From the inside of the car, run your 3/8" bolt through the hole in the floorboard/firewall, using a large flat washer to prevent pull-through. Attach one end of one of the ground straps to the bolt sticking out on the motor side of the firewall. Use a flat washer and nut and tighten down. Now, on the inside of the car, smush RTV onto the bolt head and washer so that you make it liquid-proof from the inside of the car. Now go to the motor side and smush RTV onto the nut and washer to make that connection liquid-proof. Now, go to the frame connections for the 2 cables, tighten down the connection and smuch RTV all over the connection, making it liquid-proof. Attach the other end of the frame/motor cable to a suitable threaded hole either in the block or the head (block preferred) after removing all paint and corrosion down to shiny silver.
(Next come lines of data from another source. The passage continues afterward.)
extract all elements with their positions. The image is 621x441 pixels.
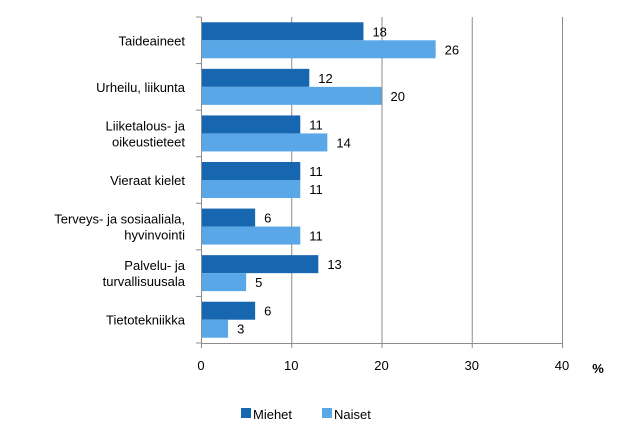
x-tick-label: 30	[465, 358, 479, 373]
bar-naiset	[202, 273, 247, 292]
data-label: 5	[255, 275, 262, 290]
data-label: 20	[391, 89, 405, 104]
category-label: Liiketalous- ja oikeustieteet	[106, 118, 186, 149]
legend-label: Naiset	[334, 407, 371, 422]
category-label: Terveys- ja sosiaaliala, hyvinvointi	[54, 212, 185, 243]
x-tick-label: 10	[284, 358, 298, 373]
bar-miehet	[202, 68, 310, 87]
category-label: Vieraat kielet	[110, 173, 185, 188]
data-label: 6	[264, 211, 271, 226]
data-label: 26	[445, 42, 459, 57]
data-label: 11	[309, 164, 323, 179]
bar-miehet	[202, 301, 256, 320]
bar-naiset	[202, 180, 301, 198]
x-tick-label: 20	[374, 358, 388, 373]
bar-miehet	[202, 162, 301, 180]
data-label: 18	[372, 24, 386, 39]
x-axis-label: %	[592, 361, 604, 376]
data-label: 3	[237, 322, 244, 337]
bar-miehet	[202, 22, 364, 41]
data-label: 14	[336, 135, 350, 150]
x-tick-label: 0	[197, 358, 204, 373]
legend-swatch-naiset	[322, 408, 332, 418]
data-label: 11	[309, 182, 323, 197]
bar-naiset	[202, 319, 229, 338]
bar-miehet	[202, 255, 319, 274]
category-label: Tietotekniikka	[106, 313, 186, 328]
category-label: Urheilu, liikunta	[96, 80, 186, 95]
bar-naiset	[202, 133, 328, 152]
legend-label: Miehet	[253, 407, 292, 422]
category-label: Palvelu- ja turvallisuusala	[103, 258, 186, 289]
legend-swatch-miehet	[241, 408, 251, 418]
bar-miehet	[202, 115, 301, 134]
data-label: 11	[309, 117, 323, 132]
bar-naiset	[202, 226, 301, 245]
bar-naiset	[202, 40, 436, 59]
bar-naiset	[202, 86, 382, 105]
data-label: 6	[264, 304, 271, 319]
category-label: Taideaineet	[119, 33, 186, 48]
data-label: 12	[318, 71, 332, 86]
data-label: 11	[309, 229, 323, 244]
bar-miehet	[202, 208, 256, 227]
x-tick-label: 40	[555, 358, 569, 373]
data-label: 13	[327, 257, 341, 272]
Smush RTV all over the connection to make it liquid-proof. Now, you have grounded body to motor and frame, motor to frame and body and frame to motor and body.
Ideally, you would attach the ground cable from the battery at the place on the block or head where you made a ground connection from the frame/body. Use heat shrink tubing on all connections.
Now, purchase a new battery that is the proper size for the battery box and secure it to the car with factory pieces.
Now, if the motor still drags, it ain't the cables that are causing it. Look somewhere else, like timing too far advanced.